Here is what I am trying to do.

I have created two nodes of DataStax enterprise cluster,on top of which I have created a java program to get the count of one table (Cassandra database table).

This program was built in eclipse which is actually from a windows box.

At the time of running this program from windows it's failing with the following error at runtime:

Initial job has not accepted any resources; check your cluster UI to ensure that workers are registered and have sufficient memory

The same code has been compiled & run successfully on those clusters without any issue.
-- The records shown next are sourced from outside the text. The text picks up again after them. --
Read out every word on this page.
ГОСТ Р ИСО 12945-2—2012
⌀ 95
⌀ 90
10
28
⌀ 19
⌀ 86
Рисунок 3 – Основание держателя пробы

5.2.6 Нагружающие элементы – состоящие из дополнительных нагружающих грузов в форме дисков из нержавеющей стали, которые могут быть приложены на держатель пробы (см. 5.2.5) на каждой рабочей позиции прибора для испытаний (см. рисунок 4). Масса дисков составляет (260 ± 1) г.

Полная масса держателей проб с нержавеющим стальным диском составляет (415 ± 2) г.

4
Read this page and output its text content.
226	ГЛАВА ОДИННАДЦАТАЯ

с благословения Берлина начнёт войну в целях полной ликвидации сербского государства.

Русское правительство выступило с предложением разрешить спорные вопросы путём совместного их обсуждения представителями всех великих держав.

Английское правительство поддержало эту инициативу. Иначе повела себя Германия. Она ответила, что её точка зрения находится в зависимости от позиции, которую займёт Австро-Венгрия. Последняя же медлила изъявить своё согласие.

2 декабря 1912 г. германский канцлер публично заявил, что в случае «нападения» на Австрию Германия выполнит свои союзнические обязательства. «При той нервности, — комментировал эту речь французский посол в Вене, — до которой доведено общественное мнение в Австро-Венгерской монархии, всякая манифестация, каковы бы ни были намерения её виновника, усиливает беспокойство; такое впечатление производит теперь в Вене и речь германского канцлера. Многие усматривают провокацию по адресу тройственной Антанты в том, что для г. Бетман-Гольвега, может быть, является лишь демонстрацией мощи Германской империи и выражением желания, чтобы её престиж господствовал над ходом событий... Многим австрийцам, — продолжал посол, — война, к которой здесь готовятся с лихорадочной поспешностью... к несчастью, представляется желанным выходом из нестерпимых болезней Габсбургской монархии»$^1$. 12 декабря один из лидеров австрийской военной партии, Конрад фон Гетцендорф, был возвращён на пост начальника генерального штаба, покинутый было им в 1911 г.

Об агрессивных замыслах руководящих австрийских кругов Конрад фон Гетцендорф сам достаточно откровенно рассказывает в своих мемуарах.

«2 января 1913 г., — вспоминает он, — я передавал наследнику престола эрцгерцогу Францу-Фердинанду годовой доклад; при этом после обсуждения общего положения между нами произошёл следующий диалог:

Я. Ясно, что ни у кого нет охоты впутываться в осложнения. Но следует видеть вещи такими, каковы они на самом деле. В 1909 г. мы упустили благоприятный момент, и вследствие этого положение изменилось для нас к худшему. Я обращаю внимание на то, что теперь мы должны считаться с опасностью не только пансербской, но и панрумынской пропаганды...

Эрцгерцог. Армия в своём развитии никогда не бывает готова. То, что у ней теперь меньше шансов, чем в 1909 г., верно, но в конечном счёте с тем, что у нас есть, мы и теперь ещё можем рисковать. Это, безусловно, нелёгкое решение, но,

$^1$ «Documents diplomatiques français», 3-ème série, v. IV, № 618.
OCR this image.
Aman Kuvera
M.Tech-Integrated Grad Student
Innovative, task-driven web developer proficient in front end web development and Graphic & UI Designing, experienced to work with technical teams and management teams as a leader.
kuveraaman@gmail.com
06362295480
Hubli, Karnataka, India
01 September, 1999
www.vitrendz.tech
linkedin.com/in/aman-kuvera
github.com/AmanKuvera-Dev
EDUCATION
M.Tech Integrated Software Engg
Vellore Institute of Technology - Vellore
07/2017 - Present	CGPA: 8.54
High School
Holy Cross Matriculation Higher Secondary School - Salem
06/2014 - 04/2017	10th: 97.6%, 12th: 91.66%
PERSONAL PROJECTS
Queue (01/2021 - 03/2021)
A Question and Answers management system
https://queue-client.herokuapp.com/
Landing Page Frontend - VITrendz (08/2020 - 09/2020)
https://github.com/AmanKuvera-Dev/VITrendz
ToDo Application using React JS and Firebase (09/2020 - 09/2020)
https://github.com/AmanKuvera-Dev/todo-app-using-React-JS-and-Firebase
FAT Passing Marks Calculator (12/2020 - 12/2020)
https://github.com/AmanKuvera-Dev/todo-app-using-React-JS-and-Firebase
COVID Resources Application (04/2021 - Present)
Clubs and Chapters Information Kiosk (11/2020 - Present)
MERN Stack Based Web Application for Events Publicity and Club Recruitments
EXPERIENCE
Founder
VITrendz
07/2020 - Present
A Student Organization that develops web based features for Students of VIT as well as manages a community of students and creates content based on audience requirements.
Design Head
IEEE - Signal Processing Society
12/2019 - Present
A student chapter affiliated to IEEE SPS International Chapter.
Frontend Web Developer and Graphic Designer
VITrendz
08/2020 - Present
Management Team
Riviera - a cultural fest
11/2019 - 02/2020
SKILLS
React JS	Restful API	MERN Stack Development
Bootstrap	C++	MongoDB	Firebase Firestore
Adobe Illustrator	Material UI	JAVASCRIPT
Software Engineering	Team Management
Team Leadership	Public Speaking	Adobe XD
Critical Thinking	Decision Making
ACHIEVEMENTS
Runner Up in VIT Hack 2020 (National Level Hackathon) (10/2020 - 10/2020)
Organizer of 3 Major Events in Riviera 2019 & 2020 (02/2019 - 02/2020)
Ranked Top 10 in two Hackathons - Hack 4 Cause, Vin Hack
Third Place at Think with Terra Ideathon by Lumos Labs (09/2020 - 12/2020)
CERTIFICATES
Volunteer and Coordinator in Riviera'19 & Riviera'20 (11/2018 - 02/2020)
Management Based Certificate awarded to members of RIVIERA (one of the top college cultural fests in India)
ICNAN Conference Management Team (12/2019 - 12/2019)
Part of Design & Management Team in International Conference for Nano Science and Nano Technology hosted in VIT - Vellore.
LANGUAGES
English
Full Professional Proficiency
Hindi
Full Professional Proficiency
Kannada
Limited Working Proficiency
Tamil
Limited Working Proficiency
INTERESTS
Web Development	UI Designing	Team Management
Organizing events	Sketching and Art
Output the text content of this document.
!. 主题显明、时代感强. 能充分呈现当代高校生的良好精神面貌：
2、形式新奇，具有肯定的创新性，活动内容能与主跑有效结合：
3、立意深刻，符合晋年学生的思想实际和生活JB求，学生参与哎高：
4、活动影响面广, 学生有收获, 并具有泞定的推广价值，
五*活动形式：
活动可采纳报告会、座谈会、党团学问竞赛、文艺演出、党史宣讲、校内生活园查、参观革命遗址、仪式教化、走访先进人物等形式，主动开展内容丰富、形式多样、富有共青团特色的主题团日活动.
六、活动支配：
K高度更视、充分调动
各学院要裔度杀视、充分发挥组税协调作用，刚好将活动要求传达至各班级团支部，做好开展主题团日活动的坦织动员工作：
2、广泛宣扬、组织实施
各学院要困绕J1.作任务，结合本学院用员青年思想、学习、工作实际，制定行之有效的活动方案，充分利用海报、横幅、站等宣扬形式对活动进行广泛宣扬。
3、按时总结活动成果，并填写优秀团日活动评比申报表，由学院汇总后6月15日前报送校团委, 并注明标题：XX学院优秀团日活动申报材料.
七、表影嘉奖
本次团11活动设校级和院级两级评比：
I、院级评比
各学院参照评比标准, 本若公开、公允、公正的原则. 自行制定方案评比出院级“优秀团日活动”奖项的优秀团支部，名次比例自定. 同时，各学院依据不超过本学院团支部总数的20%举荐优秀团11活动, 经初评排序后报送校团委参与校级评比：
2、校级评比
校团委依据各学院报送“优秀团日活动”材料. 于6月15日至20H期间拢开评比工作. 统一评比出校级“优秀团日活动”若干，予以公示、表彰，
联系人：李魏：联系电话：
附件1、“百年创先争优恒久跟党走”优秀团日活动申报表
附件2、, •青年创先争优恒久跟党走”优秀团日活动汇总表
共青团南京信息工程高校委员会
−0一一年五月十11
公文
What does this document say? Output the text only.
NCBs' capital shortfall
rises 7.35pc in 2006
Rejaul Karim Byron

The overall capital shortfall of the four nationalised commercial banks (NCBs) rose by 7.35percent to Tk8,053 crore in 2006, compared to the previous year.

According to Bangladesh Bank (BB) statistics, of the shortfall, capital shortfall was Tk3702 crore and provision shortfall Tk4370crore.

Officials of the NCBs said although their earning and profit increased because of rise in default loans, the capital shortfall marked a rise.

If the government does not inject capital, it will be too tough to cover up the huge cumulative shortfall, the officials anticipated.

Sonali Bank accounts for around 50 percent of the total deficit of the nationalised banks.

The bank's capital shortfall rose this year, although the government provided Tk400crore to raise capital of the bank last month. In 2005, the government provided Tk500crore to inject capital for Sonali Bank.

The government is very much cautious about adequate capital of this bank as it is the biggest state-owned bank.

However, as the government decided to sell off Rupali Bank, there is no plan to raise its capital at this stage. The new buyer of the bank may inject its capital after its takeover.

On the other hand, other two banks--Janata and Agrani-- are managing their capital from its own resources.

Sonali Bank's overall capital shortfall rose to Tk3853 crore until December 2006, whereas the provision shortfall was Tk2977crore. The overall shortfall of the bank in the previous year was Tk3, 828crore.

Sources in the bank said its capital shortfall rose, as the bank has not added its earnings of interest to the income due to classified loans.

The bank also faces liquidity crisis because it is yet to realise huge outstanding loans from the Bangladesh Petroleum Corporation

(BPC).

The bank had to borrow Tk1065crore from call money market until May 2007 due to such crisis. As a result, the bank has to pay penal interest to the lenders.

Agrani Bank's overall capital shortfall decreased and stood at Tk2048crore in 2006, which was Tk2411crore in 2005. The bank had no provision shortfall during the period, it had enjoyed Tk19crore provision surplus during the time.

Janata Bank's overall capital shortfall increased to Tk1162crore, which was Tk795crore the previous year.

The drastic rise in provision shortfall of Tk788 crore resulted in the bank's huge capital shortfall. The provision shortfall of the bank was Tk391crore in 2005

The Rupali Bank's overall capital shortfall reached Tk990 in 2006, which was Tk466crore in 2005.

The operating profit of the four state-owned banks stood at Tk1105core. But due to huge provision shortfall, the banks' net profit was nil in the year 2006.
What could be the reason why am getting above error?

Code:

import org.apache.spark.SparkConf;

import org.apache.spark.SparkContext;

import org.apache.spark.api.java.JavaSparkContext;
import org.apache.spark.sql.SchemaRDD;
import org.apache.spark.sql.cassandra.CassandraSQLContext;
import com.datastax.bdp.spark.DseSparkConfHelper;

public class SparkProject  {

    public static void main(String[] args) {

        SparkConf conf = DseSparkConfHelper.enrichSparkConf(new SparkConf()).setMaster("spark://10.63.24.14X:7077").setAppName("DatastaxTests").set("spark.cassandra.connection.host","10.63.24.14x").set("spark.executor.memory", "2048m").set("spark.driver.memory", "1024m").set("spark.local.ip","10.63.24.14X");

        JavaSparkContext sc = new JavaSparkContext(conf);

        CassandraSQLContext cassandraContext = new CassandraSQLContext(sc.sc());
        SchemaRDD employees = cassandraContext.sql("SELECT * FROM portware_ants.orders");

        //employees.registerTempTable("employees");
        //SchemaRDD managers = cassandraContext.sql("SELECT symbol FROM employees");
        System.out.println(employees.count());

        sc.stop();
    }
}

Answer

ameyamm picture ameyamm · May 28, 2015

I faced similar issue and after some online research and trial-n-error, I narrowed down to 3 causes for this (except for the first the other two are not even close to the error message):

  1. As indicated by the error, probably you are allocating the resources more than that is available. => This was not my issue
  2. Hostname & IP Address mishaps: I took care of this by specifying the SPARK_MASTER_IP and SPARK_LOCAL_IP in spark-env.sh
  3. Disable Firewall on the client : This was the solution that worked for me. Since I was working on a prototype in-house code, I disabled the firewall on the client node. For some reason the worker nodes, were not able to talk back to the client for me. For production purposes, you would want to open-up certain number of ports required.